Early in the nineties Miss Porter and Miss Clarke transferred their paper to Boston, where Dana Estes, the publisher, had offered them office room in exchange for three pages per issue of advertising space. There the two lived until Miss Clarke’s death, spending their summers regularly at Miss Porter’s estate on Isle au Haut, Maine, and giving themselves whole-heartedly to editing, writing, lecturing, and Browning. In 1896 they edited a two-volume edition of Browning's poems, in 1897 a volume of Clever Tales, translated from several languages, and an edition of The Ring and the Book, in 1898 an edition of Browning’s complete poetical works in twelve volumes, in 1900 a volume of Browning Study Programmes and an edition in six volumes of Mrs. Browning’s complete works, and in 1912 an edition of Shakespeare in twelve volumes. Miss Clarke also aided her friend with the first three volumes of a larger undertaking, the First Folio Shakespeare in forty volumes.

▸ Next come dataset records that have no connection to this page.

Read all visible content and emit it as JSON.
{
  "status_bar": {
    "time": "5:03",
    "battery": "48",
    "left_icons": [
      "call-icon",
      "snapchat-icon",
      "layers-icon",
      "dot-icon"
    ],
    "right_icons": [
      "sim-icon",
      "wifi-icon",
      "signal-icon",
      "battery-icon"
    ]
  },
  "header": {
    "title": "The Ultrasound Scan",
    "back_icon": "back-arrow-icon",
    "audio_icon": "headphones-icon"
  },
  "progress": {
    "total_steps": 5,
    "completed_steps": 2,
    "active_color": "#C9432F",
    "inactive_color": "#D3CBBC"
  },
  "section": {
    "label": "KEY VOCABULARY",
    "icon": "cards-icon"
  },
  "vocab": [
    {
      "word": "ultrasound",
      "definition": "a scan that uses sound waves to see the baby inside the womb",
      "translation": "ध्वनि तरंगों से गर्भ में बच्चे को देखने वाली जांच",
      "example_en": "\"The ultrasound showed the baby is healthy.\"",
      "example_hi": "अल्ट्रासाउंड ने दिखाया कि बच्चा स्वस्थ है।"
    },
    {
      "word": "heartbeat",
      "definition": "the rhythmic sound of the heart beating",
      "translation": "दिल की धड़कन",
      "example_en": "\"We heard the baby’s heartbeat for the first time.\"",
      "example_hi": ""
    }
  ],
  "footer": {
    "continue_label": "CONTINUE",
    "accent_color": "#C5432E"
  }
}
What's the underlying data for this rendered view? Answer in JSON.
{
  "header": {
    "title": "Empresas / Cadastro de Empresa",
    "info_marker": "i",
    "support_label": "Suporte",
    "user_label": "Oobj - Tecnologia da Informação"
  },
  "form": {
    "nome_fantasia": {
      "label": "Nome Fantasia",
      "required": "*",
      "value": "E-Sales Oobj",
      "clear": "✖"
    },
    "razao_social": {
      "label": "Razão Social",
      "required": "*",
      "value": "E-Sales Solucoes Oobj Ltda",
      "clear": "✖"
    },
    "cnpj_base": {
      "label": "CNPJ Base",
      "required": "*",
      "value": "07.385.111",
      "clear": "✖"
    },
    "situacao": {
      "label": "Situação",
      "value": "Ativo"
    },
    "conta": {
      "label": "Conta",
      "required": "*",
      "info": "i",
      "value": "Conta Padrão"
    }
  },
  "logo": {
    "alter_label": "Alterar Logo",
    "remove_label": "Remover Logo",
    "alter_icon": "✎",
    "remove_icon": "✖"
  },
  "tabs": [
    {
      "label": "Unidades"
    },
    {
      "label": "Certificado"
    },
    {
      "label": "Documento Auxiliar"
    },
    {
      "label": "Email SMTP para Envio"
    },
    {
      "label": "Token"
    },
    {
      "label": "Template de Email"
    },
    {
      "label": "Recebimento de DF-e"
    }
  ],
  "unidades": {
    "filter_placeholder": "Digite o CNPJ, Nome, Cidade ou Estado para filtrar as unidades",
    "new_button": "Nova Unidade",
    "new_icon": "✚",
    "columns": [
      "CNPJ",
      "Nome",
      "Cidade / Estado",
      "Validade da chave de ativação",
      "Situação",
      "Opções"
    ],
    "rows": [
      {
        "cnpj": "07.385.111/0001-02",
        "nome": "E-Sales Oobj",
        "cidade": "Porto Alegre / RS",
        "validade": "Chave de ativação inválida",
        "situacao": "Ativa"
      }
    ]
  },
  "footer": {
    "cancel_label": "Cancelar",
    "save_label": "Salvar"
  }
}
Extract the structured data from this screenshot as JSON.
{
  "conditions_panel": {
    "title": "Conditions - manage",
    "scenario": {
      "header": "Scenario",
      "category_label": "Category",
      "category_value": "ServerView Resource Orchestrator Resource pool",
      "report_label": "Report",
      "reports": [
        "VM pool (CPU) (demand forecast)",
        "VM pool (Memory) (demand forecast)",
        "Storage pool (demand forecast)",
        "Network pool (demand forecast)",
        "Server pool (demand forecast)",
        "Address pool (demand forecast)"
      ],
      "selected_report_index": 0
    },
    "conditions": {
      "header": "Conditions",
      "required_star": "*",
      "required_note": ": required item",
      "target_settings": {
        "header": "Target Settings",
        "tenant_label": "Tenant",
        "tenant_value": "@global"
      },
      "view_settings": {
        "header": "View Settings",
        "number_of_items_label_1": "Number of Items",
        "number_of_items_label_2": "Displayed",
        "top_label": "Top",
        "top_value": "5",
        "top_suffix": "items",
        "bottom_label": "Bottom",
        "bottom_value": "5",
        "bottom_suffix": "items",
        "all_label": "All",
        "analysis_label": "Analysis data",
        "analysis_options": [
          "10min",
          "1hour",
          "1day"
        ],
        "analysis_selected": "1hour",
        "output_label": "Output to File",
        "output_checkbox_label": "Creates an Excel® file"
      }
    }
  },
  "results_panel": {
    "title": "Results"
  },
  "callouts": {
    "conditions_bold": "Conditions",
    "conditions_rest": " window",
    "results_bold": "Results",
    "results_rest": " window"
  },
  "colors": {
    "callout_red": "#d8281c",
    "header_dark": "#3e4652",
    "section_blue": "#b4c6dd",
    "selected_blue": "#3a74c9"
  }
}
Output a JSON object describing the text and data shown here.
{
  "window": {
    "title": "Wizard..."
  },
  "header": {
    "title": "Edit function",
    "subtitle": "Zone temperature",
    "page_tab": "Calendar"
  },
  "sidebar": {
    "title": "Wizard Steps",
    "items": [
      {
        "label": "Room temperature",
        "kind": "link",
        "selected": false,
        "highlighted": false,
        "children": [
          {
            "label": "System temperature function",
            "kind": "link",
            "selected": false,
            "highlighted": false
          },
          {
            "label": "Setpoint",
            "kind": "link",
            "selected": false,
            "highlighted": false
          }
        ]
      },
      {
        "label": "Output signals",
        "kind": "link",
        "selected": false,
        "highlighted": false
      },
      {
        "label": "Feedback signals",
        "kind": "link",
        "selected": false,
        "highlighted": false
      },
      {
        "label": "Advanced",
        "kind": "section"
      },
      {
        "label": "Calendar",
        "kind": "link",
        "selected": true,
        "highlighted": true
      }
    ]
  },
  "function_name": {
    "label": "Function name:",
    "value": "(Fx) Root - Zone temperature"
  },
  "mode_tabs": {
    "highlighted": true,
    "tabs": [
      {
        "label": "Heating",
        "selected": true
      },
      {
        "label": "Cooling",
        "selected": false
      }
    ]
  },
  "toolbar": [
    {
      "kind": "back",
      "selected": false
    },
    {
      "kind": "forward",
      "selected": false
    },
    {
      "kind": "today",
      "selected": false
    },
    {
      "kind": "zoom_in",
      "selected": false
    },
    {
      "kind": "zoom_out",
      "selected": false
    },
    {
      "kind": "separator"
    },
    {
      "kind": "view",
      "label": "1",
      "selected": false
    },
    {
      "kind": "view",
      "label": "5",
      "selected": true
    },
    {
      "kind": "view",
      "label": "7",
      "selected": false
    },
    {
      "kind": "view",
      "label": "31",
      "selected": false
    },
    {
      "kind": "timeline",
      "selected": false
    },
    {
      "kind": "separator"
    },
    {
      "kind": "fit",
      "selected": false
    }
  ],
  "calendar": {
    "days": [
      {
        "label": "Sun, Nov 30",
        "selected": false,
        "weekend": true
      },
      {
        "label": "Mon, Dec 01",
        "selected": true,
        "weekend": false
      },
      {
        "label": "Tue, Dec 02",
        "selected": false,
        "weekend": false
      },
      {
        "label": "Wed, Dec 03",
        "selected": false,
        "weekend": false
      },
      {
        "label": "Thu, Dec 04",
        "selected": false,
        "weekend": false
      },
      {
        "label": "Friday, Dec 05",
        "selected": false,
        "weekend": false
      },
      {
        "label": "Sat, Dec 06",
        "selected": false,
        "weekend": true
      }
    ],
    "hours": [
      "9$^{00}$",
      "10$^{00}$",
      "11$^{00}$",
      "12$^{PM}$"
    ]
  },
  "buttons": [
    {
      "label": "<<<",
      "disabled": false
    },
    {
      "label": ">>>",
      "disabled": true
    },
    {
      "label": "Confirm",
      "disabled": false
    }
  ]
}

They sold Poet Lore in 1903 to Richard G. Badger, but continued to edit it for some time thereafter. Once her editorial responsibilities were over, Miss Clarke gave more time to writing. In 1915 appeared Balaustion’s Euripides, a dramatic version of “Balaustion’s Adventure” and “Aristophanes’ Apology. ”
Membership
Clarke was an honorary member of the Boston Browning Society and of the New York Browning Society.